With the abundance of lemon’s falling off the trees at the moment, we share a family favourite recipe, Lemon Meringue Pie.
1 Shop bought tart case
For the Lemon Curd
3 Egg Yolks
150g Caster Sugar
For the Meringue
250g Caster Sugar (sifted)
4 Egg Whites
To Make the Lemon Curd
Grate the zest from 2 of the lemons and set aside.
Halve and squeeze all the lemons. Strain it into a measuring jug until there is 250ml.
Beat the 3 egg yolks and 2 whole eggs together until evenly mixed.
Cut the butter into small pieces.
Put the lemon zest, butter and sugar into a heavy-based saucepan on the stove over low heat. Add the lemon juice and whisk until the sugar has completely dissolved, which should be about 2-3 minutes.
Remove the saucepan from the heat and whisk in the beaten eggs until evenly combined with the lemon mixture.
Return the saucepan to heat and cook gently. Stir constantly with a wooden spoon so the curd thickens, but does not curdle. Remove from the heat when the curd is thick enough to coat the back of the spoon, approximate 4-6 minutes.
Pour the lemon curd into a bowl through a sieve, to remove any bits of egg or lemon zest, and set aside to cool.
Once cool, spoon the lemon curd into the pastry shell.
Bake until the mixture starts to set, about 10-12 minutes.

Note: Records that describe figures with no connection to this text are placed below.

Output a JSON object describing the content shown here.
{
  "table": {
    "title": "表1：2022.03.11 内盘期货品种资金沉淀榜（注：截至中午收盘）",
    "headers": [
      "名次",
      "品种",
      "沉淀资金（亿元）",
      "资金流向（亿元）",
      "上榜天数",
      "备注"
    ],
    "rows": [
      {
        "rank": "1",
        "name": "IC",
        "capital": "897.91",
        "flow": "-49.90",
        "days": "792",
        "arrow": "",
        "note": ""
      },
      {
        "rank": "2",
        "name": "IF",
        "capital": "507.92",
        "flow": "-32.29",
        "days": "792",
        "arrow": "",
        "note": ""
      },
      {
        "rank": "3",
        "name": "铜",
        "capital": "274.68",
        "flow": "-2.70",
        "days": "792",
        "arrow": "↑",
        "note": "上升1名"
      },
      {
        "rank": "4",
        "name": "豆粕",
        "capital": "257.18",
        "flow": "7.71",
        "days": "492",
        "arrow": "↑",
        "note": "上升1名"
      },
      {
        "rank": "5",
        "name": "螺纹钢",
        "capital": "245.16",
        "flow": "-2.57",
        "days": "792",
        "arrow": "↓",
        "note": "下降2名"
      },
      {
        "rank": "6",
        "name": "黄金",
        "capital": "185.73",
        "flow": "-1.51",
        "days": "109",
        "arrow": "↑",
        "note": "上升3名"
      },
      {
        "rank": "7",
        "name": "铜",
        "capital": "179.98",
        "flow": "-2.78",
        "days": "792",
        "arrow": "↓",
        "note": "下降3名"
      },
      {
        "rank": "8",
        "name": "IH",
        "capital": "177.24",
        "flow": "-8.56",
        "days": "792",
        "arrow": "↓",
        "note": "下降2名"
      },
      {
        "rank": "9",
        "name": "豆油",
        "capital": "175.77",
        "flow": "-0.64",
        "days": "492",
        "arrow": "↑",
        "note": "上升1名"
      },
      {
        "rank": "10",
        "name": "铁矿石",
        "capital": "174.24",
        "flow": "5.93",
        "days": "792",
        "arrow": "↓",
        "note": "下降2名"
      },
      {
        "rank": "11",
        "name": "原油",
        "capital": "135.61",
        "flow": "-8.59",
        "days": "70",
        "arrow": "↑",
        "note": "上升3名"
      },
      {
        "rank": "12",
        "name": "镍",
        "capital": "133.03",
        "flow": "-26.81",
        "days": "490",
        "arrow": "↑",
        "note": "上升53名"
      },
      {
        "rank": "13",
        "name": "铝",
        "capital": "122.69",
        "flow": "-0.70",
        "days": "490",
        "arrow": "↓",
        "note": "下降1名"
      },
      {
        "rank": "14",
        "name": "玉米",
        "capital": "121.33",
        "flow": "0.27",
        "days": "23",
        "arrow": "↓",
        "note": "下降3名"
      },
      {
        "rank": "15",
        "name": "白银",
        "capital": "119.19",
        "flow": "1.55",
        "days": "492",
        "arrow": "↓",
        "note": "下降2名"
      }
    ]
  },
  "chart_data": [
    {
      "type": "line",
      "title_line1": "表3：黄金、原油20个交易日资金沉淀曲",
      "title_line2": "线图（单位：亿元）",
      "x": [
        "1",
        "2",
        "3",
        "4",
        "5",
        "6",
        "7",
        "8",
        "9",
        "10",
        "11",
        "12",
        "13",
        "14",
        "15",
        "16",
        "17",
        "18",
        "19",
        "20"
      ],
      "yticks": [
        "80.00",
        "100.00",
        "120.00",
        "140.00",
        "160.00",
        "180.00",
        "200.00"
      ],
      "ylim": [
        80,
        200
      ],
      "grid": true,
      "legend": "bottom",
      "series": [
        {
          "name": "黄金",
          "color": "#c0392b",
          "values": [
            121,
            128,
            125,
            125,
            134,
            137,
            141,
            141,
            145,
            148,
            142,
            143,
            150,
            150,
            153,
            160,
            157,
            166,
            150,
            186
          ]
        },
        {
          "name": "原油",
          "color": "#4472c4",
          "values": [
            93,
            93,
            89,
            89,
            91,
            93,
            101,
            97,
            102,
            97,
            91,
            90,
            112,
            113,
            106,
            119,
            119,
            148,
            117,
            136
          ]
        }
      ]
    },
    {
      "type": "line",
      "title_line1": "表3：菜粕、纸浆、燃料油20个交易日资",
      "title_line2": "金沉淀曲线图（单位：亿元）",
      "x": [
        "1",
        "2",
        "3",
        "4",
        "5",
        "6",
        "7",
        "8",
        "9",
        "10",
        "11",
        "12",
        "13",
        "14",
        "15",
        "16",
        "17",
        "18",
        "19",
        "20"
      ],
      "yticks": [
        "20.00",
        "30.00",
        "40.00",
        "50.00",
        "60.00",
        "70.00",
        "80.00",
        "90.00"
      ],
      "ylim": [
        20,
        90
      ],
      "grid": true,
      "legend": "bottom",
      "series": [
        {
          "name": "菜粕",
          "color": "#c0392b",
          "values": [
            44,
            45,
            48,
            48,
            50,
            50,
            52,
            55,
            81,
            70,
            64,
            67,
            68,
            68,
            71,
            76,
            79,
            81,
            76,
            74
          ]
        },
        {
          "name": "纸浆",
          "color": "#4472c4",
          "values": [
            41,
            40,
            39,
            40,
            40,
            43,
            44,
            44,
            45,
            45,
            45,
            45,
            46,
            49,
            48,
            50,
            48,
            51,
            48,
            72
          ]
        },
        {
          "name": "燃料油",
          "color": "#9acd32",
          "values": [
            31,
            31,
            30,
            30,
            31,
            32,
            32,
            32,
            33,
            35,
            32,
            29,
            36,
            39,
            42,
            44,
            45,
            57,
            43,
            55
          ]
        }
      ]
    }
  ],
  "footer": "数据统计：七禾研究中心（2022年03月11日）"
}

Transfer to a wire rack to cool and then chill until ready to add meringue.
Making the Meringue
Beat the egg whites in a large bowl until stiff.
Add half the sugar, a spoonful at a time, continuing to beat the mixture constantly.
Do the same with the remaining half of the sugar, ensuring that you do not stop to beat the mixture until the sugar is completely combined with the egg whites.
Putting it all together
Heat the grill to medium high.
Using a palette knife (or spatula) spread half of the meringue over the lemon curd on the pie.
Put the remaining half of the meringue into a piping bag, fitted with a large star nozzle, and pipe the meringue from the outside in, finishing in the centre with a rosette.
Grill the pie approximately 8cm from the heat, until the meringue turns golden brown, about 1-2 minutes.
Transfer the pie to a serving plate and use a knife dipped in hot water to cleanly cut it into wedges.